Skema Harga Turun dan Pajak Naik
Gagasan pengaturan ini mengusulkan sistem harga miras yang turun secara bertahap setiap bulan, dengan tarif pajak yang meningkat secara progresif hingga mencapai 100 persen. Berikut rincian skemanya:
Golongan A: Harga awal Rp500.000 per botol, turun menjadi Rp400.000 bulan berikutnya, sementara pajak naik menjadi 50%. Selanjutnya, harga terus diturunkan hingga Rp300.000, dengan pajak naik hingga 55%. Proses ini terus berlanjut sampai pajak mencapai 100%.
Golongan B: Dari harga awal Rp400.000, turun menjadi Rp200.000, dengan pajak 50%. Bulan berikutnya harga menjadi Rp100.000 dengan pajak naik menjadi 70%, dan terus meningkat hingga mencapai pajak maksimum.
Golongan C: Harga dimulai dari Rp200.000 dan turun ke Rp100.000, sementara pajak naik dari 50% ke 70%, dan terus naik hingga 100%.
Minuman Lokal (Milo): Wajib ikut dalam skema yang sama, dengan ketentuan harga bisa mencapai di bawah Rp10.000, bahkan hingga Rp5.000 per botol, namun tetap dikenakan pajak yang meningkat setiap bulan.

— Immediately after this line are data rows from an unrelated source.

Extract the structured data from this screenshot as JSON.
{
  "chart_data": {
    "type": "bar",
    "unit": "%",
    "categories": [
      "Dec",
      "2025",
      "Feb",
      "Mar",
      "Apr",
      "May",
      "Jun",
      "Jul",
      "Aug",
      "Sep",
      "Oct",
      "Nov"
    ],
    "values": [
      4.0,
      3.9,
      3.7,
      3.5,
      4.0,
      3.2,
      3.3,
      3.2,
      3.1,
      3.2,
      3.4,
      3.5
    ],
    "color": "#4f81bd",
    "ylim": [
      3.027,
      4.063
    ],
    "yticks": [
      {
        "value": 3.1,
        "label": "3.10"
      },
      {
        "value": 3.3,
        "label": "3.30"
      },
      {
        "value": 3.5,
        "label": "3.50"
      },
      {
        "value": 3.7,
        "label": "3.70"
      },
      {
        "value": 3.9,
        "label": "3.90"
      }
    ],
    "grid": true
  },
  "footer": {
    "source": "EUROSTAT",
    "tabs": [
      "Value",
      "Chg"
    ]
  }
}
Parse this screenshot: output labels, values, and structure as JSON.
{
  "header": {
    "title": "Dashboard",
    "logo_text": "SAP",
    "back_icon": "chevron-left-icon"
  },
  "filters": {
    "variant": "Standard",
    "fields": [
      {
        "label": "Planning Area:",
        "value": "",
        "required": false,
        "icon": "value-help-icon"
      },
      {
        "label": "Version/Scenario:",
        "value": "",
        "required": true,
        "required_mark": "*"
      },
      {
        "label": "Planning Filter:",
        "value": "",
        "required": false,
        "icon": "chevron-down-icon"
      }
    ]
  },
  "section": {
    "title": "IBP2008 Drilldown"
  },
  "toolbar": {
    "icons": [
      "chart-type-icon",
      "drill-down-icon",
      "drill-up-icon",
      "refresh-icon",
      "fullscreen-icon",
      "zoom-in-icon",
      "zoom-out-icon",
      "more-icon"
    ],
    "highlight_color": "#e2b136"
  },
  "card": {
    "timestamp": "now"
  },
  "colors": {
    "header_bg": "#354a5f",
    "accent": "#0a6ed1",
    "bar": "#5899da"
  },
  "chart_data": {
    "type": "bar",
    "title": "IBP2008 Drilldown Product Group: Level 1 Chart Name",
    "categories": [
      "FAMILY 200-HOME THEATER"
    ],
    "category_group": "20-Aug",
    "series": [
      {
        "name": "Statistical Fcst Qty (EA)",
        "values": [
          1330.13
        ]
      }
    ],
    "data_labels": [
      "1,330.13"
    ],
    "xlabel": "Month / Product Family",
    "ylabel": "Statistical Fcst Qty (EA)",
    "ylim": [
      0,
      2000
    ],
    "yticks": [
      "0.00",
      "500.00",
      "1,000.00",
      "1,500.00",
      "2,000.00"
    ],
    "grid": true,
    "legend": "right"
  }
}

Dukungan Meluas dan Transparansi Informasi
Regulasi ini, menurut pengusul, harus dituangkan dalam bentuk Perda yang disahkan oleh Bupati dan DPRK, serta melibatkan semua unsur pemangku kepentingan. Setiap kesepakatan dan penetapan aturan wajib ditandatangani dan disosialisasikan secara luas kepada masyarakat.
Selain itu, informasi tentang harga dan pajak miras setiap bulan harus dipasang secara terbuka di seluruh tempat penjualan miras. Pemerintah daerah juga diminta menyediakan nomor pengaduan publik bagi masyarakat yang menemukan pelanggaran harga maupun penjualan ilegal tanpa izin.
Sanksi Tegas bagi Pelanggar
Dalam rancangan tersebut, setiap penjual miras yang menjual di luar ketentuan harga resmi akan dikenakan denda 100% di luar pajak. Sementara penjual tanpa izin resmi juga akan dikenai sanksi serupa, termasuk pembayaran pajak maksimal sesuai kategori miras yang dijual.
Seruan Moral: Demi Papua yang Damai
Pengusul kebijakan ini menyatakan bahwa pendekatan semacam ini diyakini akan berdampak pada pengurangan peredaran miras secara alami, karena harga jual yang semakin murah berbanding terbalik dengan pajak yang kian memberatkan. Hal ini diharapkan bisa mendorong para penjual untuk menghentikan distribusi miras secara sukarela.
"Jika kita ingin Papua damai sampai Tuhan datang, maka kita harus menghentikan konsumsi minuman keras. Harus ada regulasi yang tegas untuk penjual, demi masa depan generasi kita," tulis pernyataan dari kelompok masyarakat yang menamakan diri “Anak Pulau”.
Pernyataan ini juga diakhiri dengan ajakan kepada seluruh masyarakat dan pemangku kepentingan untuk merenungkan dampak jangka panjang dari peredaran miras di Papua.
“Tuhan memberkati kita semua,” demikian penutup seruan moral tersebut.